A missense K1690 N change, the protein sequence of which was characterised by strong evolutionary conservation in fish and mammals, was detected in a breast cancer patient with a family history of ovarian cancer (48 years) and gastric cancer in two relatives (31 and 57 years). We can suppose that change increases the risk of breast cancer and also gastric cancer development. Jakubowska et al. [26] described a higher incidence of mutations in BRCA2 gene in patients belonging to families with breast cancer and gastric cancer aggregations.

In our study material 10323delCins11 mutation was also disclosed in exon 27 of BRCA2 gene, the consequence of which was stop codon 3329. That mutation was described in BIC as the change with non-pathogenic effects.

Searching for mutations in BRCA2 gene in patients with familial breast cancer and ovarian cancer is very important for genetic counselling and also for the selection of adequate adjuvant therapy. Easton et al. [8] and Goldgar et al. [9] found that new mutations identified in high-risk families can be suspected of pathogenicity if they reveal a high degree of evolutionary conservation in the functional domains of BRCA2 protein. In order to broaden the knowledge about the changes of indefinite biological effect found in BRCA2 gene, we intend, in co-operation with the Genetic Counselling Unit, to carry out an analysis of co-segregation of the coexistence of detected molecular variants with breast cancer cases among relatives.

Conclusions

The determination of pathogenic status of molecular variants detected in BRCA2 gene, described in the BIC mutation database as ‘UV’ depends on many parameters. Important is the assessment of the evolutionary conservation of their protein sequences and studying of the frequency of molecular variants detected in breast cancer patients and in population.
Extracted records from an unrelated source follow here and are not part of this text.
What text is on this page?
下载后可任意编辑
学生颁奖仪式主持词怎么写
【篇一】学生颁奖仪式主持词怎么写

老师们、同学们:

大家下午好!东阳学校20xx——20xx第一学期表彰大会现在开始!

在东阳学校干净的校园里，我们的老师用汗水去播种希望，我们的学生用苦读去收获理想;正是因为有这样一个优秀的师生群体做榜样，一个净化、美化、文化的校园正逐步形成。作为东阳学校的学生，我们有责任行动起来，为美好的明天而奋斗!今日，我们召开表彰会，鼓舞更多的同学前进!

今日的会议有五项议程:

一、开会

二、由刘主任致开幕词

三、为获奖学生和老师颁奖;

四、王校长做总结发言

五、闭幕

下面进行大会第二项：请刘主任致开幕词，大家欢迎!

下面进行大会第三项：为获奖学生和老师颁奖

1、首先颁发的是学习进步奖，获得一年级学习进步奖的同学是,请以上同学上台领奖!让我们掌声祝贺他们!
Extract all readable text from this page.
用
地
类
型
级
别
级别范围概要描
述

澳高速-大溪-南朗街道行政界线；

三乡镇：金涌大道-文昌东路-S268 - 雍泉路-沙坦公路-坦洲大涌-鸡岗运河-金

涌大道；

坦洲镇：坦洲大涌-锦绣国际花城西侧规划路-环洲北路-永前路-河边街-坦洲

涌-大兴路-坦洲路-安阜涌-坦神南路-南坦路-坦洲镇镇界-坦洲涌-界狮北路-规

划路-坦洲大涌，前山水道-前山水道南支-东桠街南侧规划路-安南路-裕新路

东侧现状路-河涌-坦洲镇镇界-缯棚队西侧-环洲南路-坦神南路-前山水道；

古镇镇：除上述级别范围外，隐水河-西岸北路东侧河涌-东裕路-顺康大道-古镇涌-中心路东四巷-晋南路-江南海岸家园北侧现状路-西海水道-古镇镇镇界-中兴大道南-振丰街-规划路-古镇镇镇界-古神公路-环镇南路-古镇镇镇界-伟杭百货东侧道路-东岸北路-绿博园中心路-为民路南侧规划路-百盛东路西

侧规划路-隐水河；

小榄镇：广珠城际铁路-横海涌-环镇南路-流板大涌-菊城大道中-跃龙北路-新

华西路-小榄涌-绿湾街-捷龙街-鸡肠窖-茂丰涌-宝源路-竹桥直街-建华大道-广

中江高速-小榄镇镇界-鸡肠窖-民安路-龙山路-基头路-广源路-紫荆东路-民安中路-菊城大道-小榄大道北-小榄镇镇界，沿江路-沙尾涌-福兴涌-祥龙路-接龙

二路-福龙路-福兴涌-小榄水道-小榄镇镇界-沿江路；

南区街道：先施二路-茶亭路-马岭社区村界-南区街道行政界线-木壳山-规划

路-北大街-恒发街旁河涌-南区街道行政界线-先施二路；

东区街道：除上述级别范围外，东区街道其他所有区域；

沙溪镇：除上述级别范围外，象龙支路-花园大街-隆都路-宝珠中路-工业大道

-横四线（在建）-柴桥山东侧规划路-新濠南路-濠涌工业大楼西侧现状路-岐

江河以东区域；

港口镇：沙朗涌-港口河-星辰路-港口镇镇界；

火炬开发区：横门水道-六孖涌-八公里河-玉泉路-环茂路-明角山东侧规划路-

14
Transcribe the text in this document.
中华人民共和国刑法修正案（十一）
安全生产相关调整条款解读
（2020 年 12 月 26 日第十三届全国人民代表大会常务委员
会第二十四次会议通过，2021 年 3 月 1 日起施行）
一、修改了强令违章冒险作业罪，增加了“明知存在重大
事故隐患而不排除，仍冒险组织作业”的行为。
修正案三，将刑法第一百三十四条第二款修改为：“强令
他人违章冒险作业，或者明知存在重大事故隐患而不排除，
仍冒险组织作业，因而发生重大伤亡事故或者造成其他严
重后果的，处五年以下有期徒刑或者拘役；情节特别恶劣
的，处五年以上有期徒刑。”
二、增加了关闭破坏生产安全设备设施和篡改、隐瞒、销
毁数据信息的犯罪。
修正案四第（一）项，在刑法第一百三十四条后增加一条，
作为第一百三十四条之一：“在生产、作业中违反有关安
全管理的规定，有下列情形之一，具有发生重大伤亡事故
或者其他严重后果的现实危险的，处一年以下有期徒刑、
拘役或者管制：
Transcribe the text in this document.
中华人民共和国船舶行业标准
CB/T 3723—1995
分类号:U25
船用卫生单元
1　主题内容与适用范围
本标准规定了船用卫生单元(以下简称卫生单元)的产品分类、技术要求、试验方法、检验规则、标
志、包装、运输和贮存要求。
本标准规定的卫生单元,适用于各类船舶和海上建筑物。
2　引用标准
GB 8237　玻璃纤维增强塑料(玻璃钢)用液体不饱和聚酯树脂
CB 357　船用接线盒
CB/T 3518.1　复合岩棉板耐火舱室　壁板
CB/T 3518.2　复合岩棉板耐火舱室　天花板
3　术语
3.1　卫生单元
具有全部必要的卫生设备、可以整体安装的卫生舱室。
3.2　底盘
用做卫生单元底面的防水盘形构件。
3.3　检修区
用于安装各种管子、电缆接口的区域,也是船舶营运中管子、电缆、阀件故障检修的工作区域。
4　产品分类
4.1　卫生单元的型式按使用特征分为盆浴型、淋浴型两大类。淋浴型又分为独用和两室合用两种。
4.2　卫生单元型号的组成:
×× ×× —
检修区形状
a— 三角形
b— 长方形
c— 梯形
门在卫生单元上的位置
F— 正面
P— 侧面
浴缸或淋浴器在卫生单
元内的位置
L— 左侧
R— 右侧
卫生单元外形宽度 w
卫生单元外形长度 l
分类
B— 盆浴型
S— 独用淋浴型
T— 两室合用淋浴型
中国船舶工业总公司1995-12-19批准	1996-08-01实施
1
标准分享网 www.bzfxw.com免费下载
A high diversity was found of the pathogenic mutations detected in BRCA2 gene in the Polish population. There is a tendency in genetic counseling to search for mutations developing most frequently in the Polish population, however most mutations are only determined in one family. Therefore, in breast cancer patients with a strong positive family history of breast, ovarian, pancreatic and prostatic cancer, a screening strategy is needed for the whole BRCA2 gene.